L’opzione a favore del distretto del biologico è sostenuta da passi legislativi a livello nazionale e regionale. Cioè dalla legge approvata dal governo Draghi del 9 marzo 2022, attualmente in attesa dei decreti attuativi, e dal progetto di legge regionale depositato dalla verde Silvia Zamboni in Emilia Romagna il 15 giugno 2021, adottato in seguito dalla maggioranza e in attesa del completamento dell’iter di quella nazionale per decollare coi relativi finanziamenti. Va peraltro rilevato che, come sottolineato da Silvia Zamboni stessa, in Romagna già esiste un primo distretto del biologico: quello della valle del Bidente e del Rabbi, battezzato “Romagna distretto biosimbiotico” e coinvolgente “49 aziende agricole e i comuni di Meldola, Civitella, Santa Sofia e Premilcuore”. Mentre in Emilia nel 2018-19 sono partiti i due “biodistretti” dell’Appennino bolognese e delle Valli del Panaro.

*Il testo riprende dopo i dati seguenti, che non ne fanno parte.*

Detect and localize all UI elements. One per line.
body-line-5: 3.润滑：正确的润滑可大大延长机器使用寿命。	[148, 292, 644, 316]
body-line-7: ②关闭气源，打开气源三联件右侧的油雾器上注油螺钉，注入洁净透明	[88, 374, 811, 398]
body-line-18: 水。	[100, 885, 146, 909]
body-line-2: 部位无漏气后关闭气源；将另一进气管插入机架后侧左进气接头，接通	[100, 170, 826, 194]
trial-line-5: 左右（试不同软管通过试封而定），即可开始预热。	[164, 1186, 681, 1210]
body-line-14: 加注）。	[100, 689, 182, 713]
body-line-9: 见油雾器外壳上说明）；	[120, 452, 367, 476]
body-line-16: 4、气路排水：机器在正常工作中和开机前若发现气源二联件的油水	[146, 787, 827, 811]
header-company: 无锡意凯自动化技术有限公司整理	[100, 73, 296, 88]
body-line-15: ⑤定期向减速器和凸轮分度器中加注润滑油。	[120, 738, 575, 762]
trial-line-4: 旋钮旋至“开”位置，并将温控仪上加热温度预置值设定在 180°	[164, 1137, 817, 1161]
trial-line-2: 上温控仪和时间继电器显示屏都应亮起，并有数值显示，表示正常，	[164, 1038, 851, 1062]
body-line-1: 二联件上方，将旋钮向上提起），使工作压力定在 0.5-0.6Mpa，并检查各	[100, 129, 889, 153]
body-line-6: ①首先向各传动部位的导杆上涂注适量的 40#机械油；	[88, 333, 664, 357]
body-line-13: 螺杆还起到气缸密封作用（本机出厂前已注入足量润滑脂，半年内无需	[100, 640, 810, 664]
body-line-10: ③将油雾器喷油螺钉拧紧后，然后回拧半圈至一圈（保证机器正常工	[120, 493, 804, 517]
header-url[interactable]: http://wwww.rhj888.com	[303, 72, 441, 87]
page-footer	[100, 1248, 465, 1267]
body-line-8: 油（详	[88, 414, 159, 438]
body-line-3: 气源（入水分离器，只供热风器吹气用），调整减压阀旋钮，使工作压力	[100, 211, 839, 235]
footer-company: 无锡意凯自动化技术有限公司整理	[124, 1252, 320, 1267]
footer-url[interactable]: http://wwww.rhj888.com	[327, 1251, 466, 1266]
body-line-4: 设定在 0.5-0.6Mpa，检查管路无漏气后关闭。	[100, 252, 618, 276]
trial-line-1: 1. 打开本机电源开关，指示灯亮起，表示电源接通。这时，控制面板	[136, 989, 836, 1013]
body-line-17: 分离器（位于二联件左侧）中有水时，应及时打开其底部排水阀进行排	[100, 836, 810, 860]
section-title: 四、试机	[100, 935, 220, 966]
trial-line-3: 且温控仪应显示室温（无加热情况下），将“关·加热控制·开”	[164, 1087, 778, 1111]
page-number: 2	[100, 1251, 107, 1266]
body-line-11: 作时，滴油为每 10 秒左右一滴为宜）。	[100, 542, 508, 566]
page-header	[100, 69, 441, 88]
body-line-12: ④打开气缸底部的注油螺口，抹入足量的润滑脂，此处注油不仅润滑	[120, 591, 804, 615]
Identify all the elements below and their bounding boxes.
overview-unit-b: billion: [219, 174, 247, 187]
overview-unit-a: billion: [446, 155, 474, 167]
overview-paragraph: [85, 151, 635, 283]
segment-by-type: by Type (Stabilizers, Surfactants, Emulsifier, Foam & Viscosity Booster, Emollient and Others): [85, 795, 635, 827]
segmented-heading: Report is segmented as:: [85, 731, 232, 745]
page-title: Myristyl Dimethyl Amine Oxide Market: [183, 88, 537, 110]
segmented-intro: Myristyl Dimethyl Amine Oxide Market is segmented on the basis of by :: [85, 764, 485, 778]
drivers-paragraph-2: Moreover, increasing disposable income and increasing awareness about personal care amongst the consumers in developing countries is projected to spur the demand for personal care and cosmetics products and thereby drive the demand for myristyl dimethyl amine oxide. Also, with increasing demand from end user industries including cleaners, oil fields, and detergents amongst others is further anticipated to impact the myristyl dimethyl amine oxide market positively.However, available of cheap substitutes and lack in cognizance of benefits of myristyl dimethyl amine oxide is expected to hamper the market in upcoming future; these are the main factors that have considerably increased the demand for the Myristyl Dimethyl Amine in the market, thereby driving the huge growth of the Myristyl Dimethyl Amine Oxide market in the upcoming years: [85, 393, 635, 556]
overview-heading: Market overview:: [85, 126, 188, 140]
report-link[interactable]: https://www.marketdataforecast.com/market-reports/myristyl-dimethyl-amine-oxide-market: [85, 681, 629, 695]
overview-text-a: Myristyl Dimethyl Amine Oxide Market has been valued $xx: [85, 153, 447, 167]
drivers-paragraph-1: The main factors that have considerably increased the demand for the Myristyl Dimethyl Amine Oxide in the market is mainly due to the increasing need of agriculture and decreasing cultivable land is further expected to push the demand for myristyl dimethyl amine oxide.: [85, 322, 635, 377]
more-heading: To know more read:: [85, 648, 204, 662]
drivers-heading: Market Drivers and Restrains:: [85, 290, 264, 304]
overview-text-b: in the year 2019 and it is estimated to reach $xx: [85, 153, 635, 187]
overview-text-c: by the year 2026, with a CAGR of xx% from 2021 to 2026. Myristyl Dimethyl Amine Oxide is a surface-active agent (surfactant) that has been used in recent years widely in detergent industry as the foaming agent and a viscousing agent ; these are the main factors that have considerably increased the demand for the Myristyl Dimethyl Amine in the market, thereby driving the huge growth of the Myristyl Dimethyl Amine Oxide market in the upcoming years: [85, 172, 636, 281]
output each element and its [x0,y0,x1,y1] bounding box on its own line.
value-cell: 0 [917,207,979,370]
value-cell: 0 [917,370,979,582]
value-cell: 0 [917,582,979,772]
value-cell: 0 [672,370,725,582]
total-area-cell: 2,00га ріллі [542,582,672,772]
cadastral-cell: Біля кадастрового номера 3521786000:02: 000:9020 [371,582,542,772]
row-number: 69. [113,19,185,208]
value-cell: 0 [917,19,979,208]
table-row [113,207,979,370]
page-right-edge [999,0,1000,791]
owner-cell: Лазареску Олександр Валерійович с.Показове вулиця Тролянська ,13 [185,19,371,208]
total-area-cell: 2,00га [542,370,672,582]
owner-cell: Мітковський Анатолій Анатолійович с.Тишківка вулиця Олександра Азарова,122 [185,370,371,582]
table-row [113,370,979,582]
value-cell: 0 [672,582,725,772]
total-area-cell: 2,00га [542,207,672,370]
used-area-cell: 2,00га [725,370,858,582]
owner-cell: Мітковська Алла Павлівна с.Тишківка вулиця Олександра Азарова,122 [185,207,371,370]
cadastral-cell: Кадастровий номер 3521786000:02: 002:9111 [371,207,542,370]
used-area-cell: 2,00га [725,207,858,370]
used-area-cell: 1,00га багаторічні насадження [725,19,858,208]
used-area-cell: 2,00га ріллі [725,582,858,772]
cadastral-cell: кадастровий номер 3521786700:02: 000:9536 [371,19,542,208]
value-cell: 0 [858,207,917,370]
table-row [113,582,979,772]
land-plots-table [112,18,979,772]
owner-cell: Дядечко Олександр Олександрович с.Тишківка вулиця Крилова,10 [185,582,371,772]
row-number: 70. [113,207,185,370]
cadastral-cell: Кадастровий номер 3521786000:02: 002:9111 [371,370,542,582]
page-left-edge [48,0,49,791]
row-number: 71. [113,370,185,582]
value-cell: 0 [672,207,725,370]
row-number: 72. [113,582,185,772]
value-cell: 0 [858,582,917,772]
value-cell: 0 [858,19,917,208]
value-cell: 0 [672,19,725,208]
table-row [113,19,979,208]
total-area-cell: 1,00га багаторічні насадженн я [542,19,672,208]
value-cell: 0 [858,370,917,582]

Il distretto del biologico è circoscritto territorialmente (nelle Marche addirittura si avanza l’ipotesi di una dimensione regionale) ma si tratta essenzialmente di un’area economica nella quale il non utilizzo di fertilizzanti chimici e fitofarmaci, insieme ad altri indicatori inerenti la sostenibilità ambientale e, naturalmente, la salute per quanto riguarda la prevenzione primaria, sta alla base della catena dei tre settori economici primario, secondario e terziario. Coinvolge quindi diversi rami produttivi, quello alimentare prima di tutto. Riguardo all’Emilia Romagna l’incentivazione del biologico rientrerebbe nel mandato 2020-25 che punta alla copertura del 45% della Sau (Superficie Agricola Utilizzata) regionale “con pratiche a basso input di cui oltre il 25 % a biologico”.
Le imprese bio in Italia sono in crescita costante e già nel 2019 viaggiavano verso le 80 mila. Nel primario sono in testa le regioni del Sud, nel secondario e terziario Lombardia ed Emilia-Romagna. Che con le sue oltre 5000 aziende agricole, zootecniche ecc. è la prima del settentrione.